One flaw in assuming bronchial trees to be complete (\(2^n\) bronchioles present in all n generations) is that for asymmetric cases, many bronchioles in the distal generations are assigned unrealistic diameters (typically smaller than typical alveoli). Such diameters are not realistically possible as there are biological limits to how small terminal branches can be. As a correction, the concept of cut-off diameter (\(D_c\)) has been introduced as has been proposed previously3,43. Starting from the trachea, diameters of daughter bronchioles of the subsequent generations are determined and once any bronchiole diameter becomes smaller than the cut-off diameter (\(D_c\)), that bronchiole is deemed to be the terminal branch. The geometries of the generated bronchial trees are determined by two parameters, viz., degree of asymmetry (r) and the cut-off diameter (\(D_c\)) and the effects of those parameters on lung performance was investigated. Multiple such bronchial trees were generated for r ranging from 0 to 0.5, in steps of 0.001, while keeping \(D_c\) constant. Then, \(D_c\) is changed from 200 to \(600\,\upmu \textrm{m}\), in steps of \(100\,\upmu \textrm{m}\) in order to observe the effect of \(D_c\).

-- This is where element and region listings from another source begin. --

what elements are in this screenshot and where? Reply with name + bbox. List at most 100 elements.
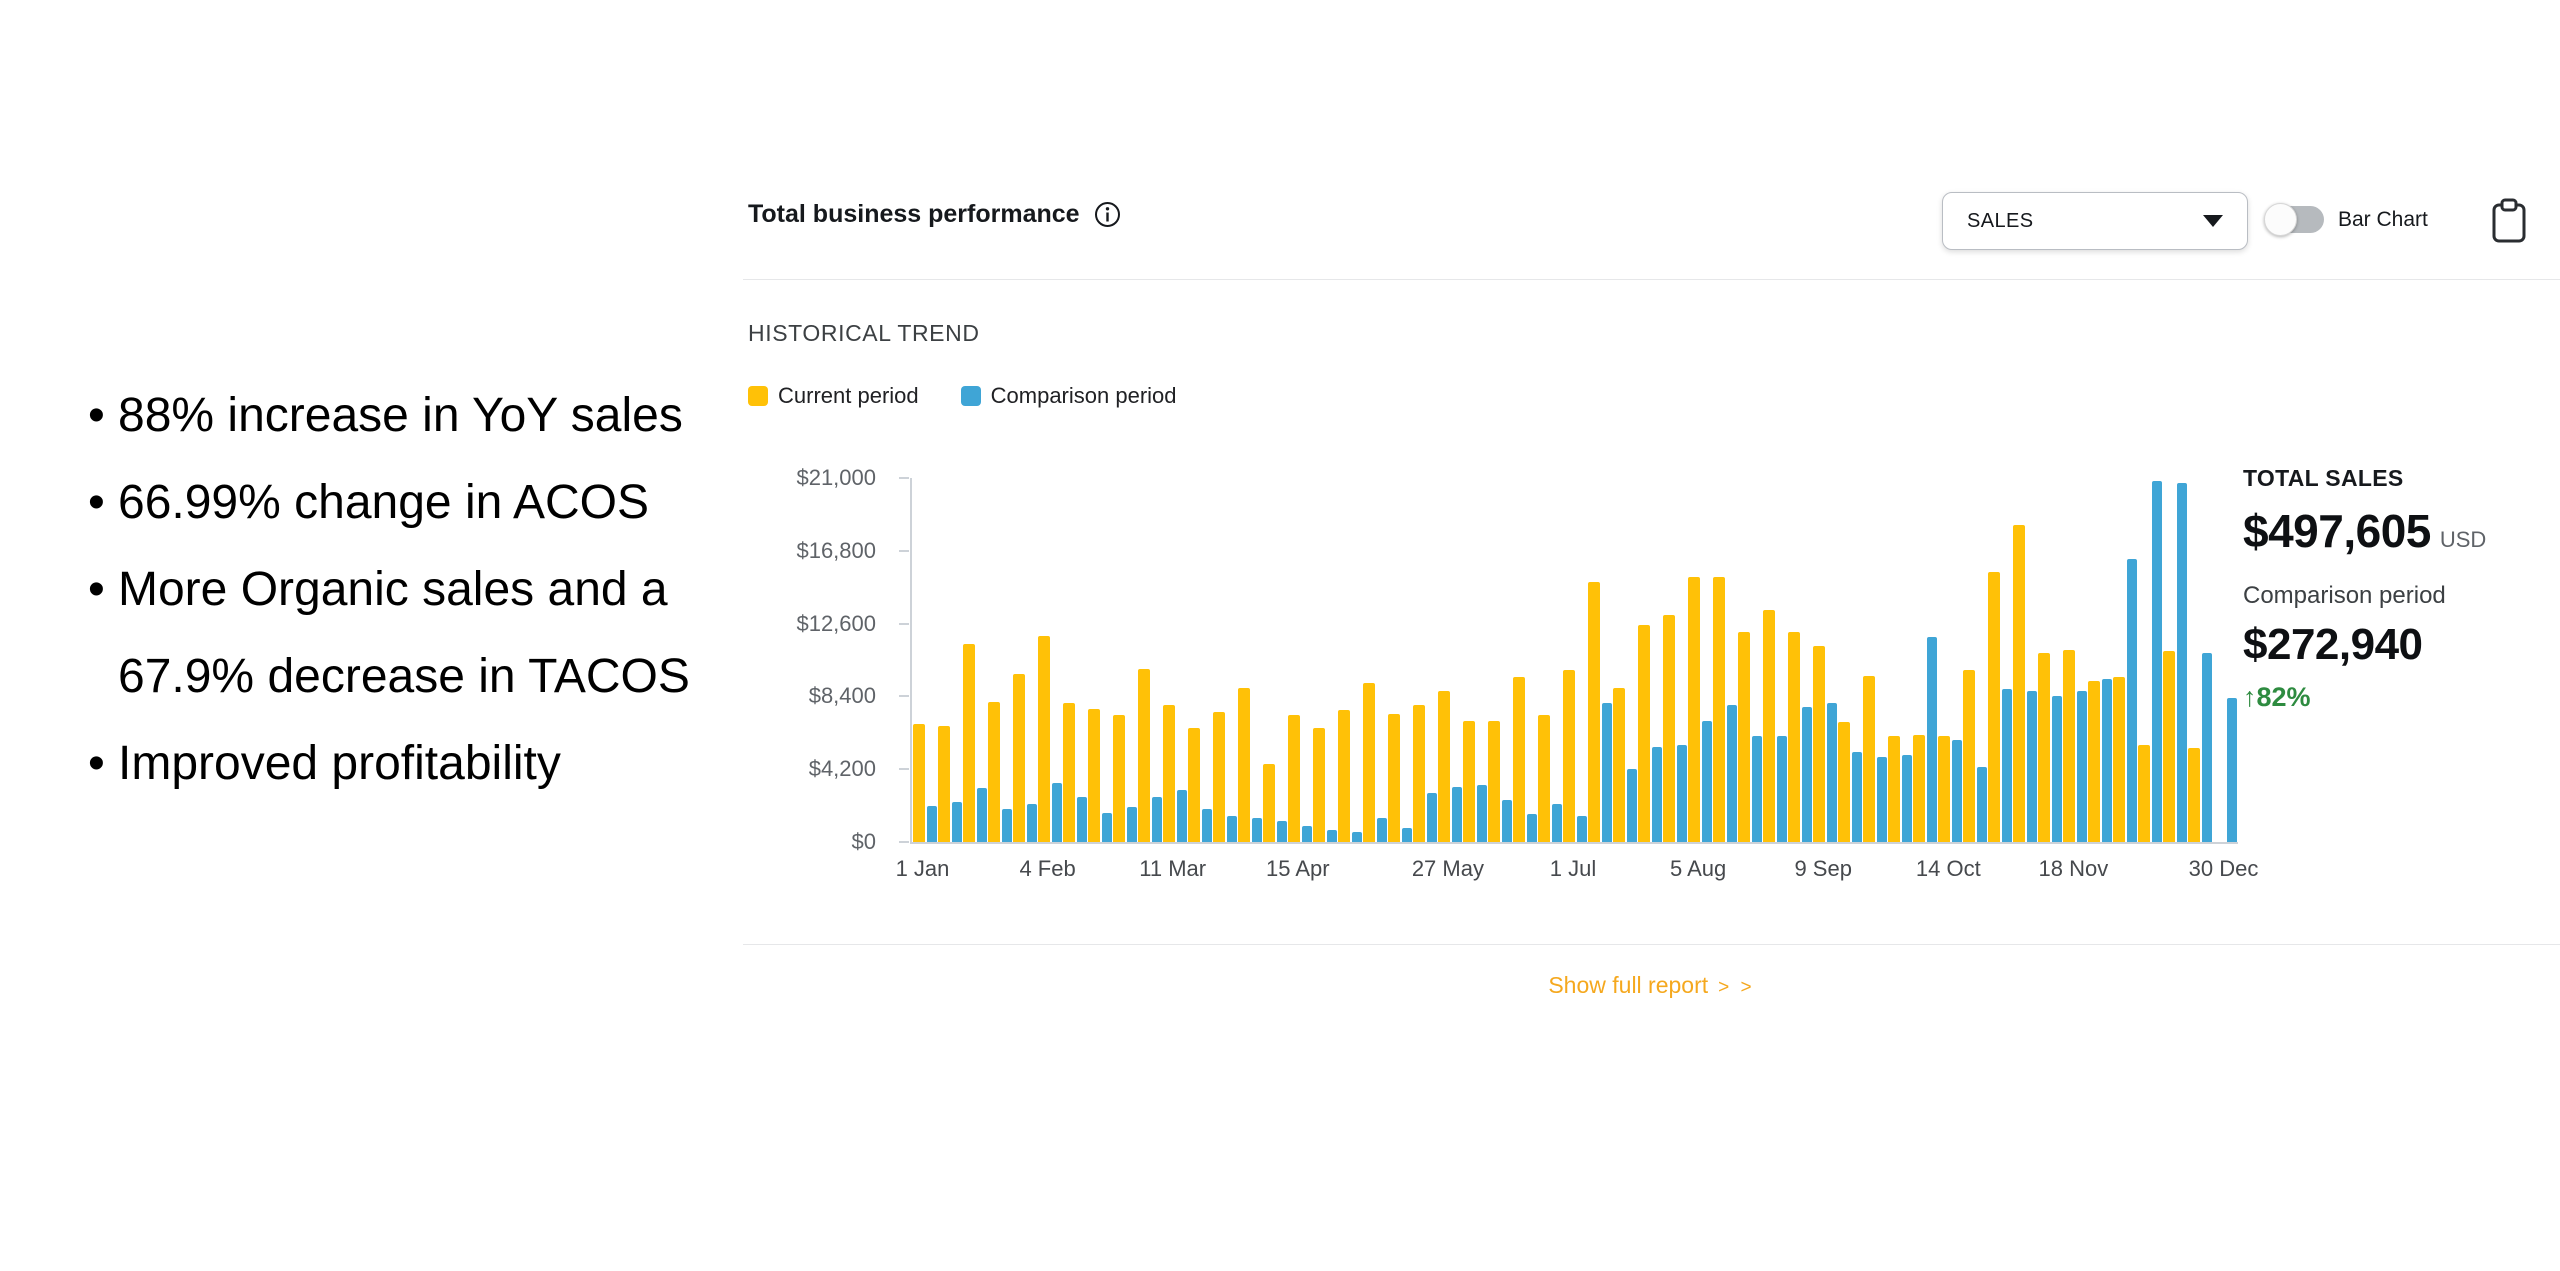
bar-group — [1087, 478, 1112, 842]
bar-group — [1412, 478, 1437, 842]
comparison-period-bar — [926, 805, 937, 842]
bar-chart-toggle[interactable] — [2264, 203, 2324, 236]
y-tick-mark — [899, 622, 909, 625]
y-tick-mark — [899, 768, 909, 771]
comparison-period-bar — [1827, 703, 1838, 842]
x-tick-label: 1 Jul — [1549, 856, 1597, 881]
total-sales-label: TOTAL SALES — [2243, 465, 2404, 491]
bar-group — [1062, 478, 1087, 842]
comparison-period-bar — [1076, 796, 1087, 842]
historical-trend-label: HISTORICAL TREND — [748, 320, 980, 346]
comparison-period-bar — [1576, 816, 1587, 842]
current-period-bar — [1412, 705, 1425, 842]
comparison-period-bar — [1451, 786, 1462, 842]
current-period-bar — [1037, 635, 1050, 842]
bar-group — [1838, 478, 1863, 842]
current-period-bar — [1462, 720, 1475, 842]
comparison-period-bar — [1777, 736, 1788, 842]
current-period-bar — [2113, 677, 2126, 842]
clipboard-export-icon[interactable] — [2486, 196, 2532, 246]
y-tick-label: $8,400 — [808, 683, 876, 709]
current-period-bar — [2163, 651, 2176, 842]
x-tick-label: 1 Jan — [895, 856, 950, 881]
current-period-bar — [1087, 708, 1100, 842]
metric-dropdown[interactable]: SALES — [1942, 192, 2248, 250]
x-tick-label: 30 Dec — [2188, 856, 2259, 881]
current-period-bar — [1913, 734, 1926, 842]
bar-group — [1913, 478, 1938, 842]
chart-legend: Current period Comparison period — [748, 383, 1177, 409]
comparison-period-bar — [2027, 691, 2038, 842]
note-bullet: • More Organic sales and a — [88, 546, 690, 633]
bar-group — [1763, 478, 1788, 842]
bullet-dot: • — [88, 476, 105, 529]
comparison-period-bar — [951, 802, 962, 842]
bar-group — [1162, 478, 1187, 842]
panel-header: Total business performance — [748, 200, 1121, 229]
bar-group — [2188, 478, 2213, 842]
bar-group — [1938, 478, 1963, 842]
current-period-bar — [1137, 668, 1150, 842]
bar-group — [1462, 478, 1487, 842]
bar-chart-plot — [910, 478, 2238, 844]
bar-group — [1562, 478, 1587, 842]
y-tick-label: $16,800 — [796, 537, 876, 563]
comparison-period-bar — [2077, 691, 2088, 842]
bar-group — [1587, 478, 1612, 842]
comparison-period-bar — [1426, 793, 1437, 842]
report-footer: Show full report > > — [743, 972, 2560, 999]
current-period-bar — [1738, 632, 1751, 842]
up-arrow-icon: ↑ — [2243, 682, 2257, 712]
current-period-bar — [1312, 727, 1325, 842]
x-tick-label: 15 Apr — [1265, 856, 1330, 881]
sales-summary: TOTAL SALES $497,605 USD Comparison peri… — [2243, 465, 2553, 713]
x-axis-labels: 1 Jan 4 Feb 11 Mar 15 Apr 27 May 1 Jul 5 Aug 9 … — [896, 856, 2259, 888]
comparison-period-bar — [1501, 800, 1512, 842]
comparison-period-bar — [1676, 744, 1687, 842]
current-period-bar — [2013, 524, 2026, 842]
bar-group — [1988, 478, 2013, 842]
note-bullet: • 88% increase in YoY sales — [88, 372, 690, 459]
panel-title: Total business performance — [748, 200, 1080, 228]
current-period-bar — [1062, 703, 1075, 842]
show-full-report-link[interactable]: Show full report > > — [1548, 972, 1755, 998]
current-period-bar — [1187, 727, 1200, 842]
y-tick-label: $21,000 — [796, 465, 876, 490]
y-tick-mark — [899, 695, 909, 698]
current-period-bar — [1687, 576, 1700, 842]
comparison-period-bar — [1701, 720, 1712, 842]
bar-group — [1687, 478, 1712, 842]
comparison-period-bar — [1727, 705, 1737, 842]
change-percentage: ↑82% — [2243, 682, 2311, 712]
bar-group — [2213, 478, 2238, 842]
footer-divider — [743, 944, 2560, 945]
comparison-period-bar — [2177, 483, 2188, 842]
info-icon[interactable] — [1094, 201, 1121, 228]
current-period-bar — [1813, 646, 1826, 842]
comparison-period-bar — [1526, 814, 1537, 842]
bar-group — [1312, 478, 1337, 842]
comparison-period-bar — [1927, 637, 1938, 842]
comparison-period-bar — [1651, 746, 1662, 842]
note-text: 66.99% change in ACOS — [118, 476, 650, 529]
comparison-period-bar — [1051, 783, 1062, 842]
bar-group — [1637, 478, 1662, 842]
current-period-bar — [1863, 675, 1876, 842]
current-period-bar — [1888, 736, 1901, 842]
comparison-period-value: $272,940 — [2243, 620, 2423, 669]
bar-group — [1212, 478, 1237, 842]
y-tick-mark — [899, 549, 909, 552]
comparison-period-bar — [1301, 826, 1312, 842]
comparison-period-bar — [1151, 796, 1162, 842]
current-period-bar — [1662, 614, 1675, 842]
bar-group — [1012, 478, 1037, 842]
bar-group — [2138, 478, 2163, 842]
comparison-period-bar — [1101, 812, 1112, 842]
current-period-bar — [1587, 582, 1600, 842]
current-period-bar — [1287, 715, 1300, 842]
x-tick-label: 27 May — [1411, 856, 1484, 881]
y-tick-mark — [899, 477, 909, 479]
current-period-bar — [1713, 576, 1725, 842]
double-chevron-icon: > > — [1718, 977, 1755, 998]
comparison-period-bar — [1902, 755, 1913, 842]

To illustrate the dependence of the geometry of the trees on r and \(D_c\), let us consider an example tree limited to 5 generations (trachea and 4 subsequent generations). The value of r is varied from 0 to 0.5 while varying the cut-off diameter over three different values of \(D_c = 8.5\), 9 and 9.5 mm. Figure 10 shows the morphology as well as calculated diameters of the bronchioles for these values of r and \(D_c\). Figure 11 shows the variation of number of terminal branches \(n_{tb}\) with respect to r for constant \(D_c\) (obtained by a finer grained variation of r in comparison to Fig. 10). It is seen from Fig. 11 that for \(D_c=8.5\,\textrm{mm}\), within \(0.425 \le r \le 0.442\), \(n_{tb}\) is maximised (\(n_{tb} = 9\)). For \(D_c=9\, \textrm{mm}\), there is non-monotonic decay with reduction of r whereas for \(D_c=9.5\,\textrm{mm}\), the trend is monotonic. Both of them have their maxima of \(n_{tb} = 8\) at \(r=0.5\) only. In general, as \(D_c\) increases, \(n_{tb}\) decreases because bronchioles of diameters smaller than \(D_c\) are terminated. With increasing asymmetry (decreasing r), the balance between addition of newer branches penetrating to deeper generations and losing out branches in the upper generations (along with the sub-trees attached to them) dictate whether \(n_{tb}\) would increase or decrease. In spite of being simplistic examples, these are illustrative of the nature of morphometry for full-scale 23-generation bronchial trees as well.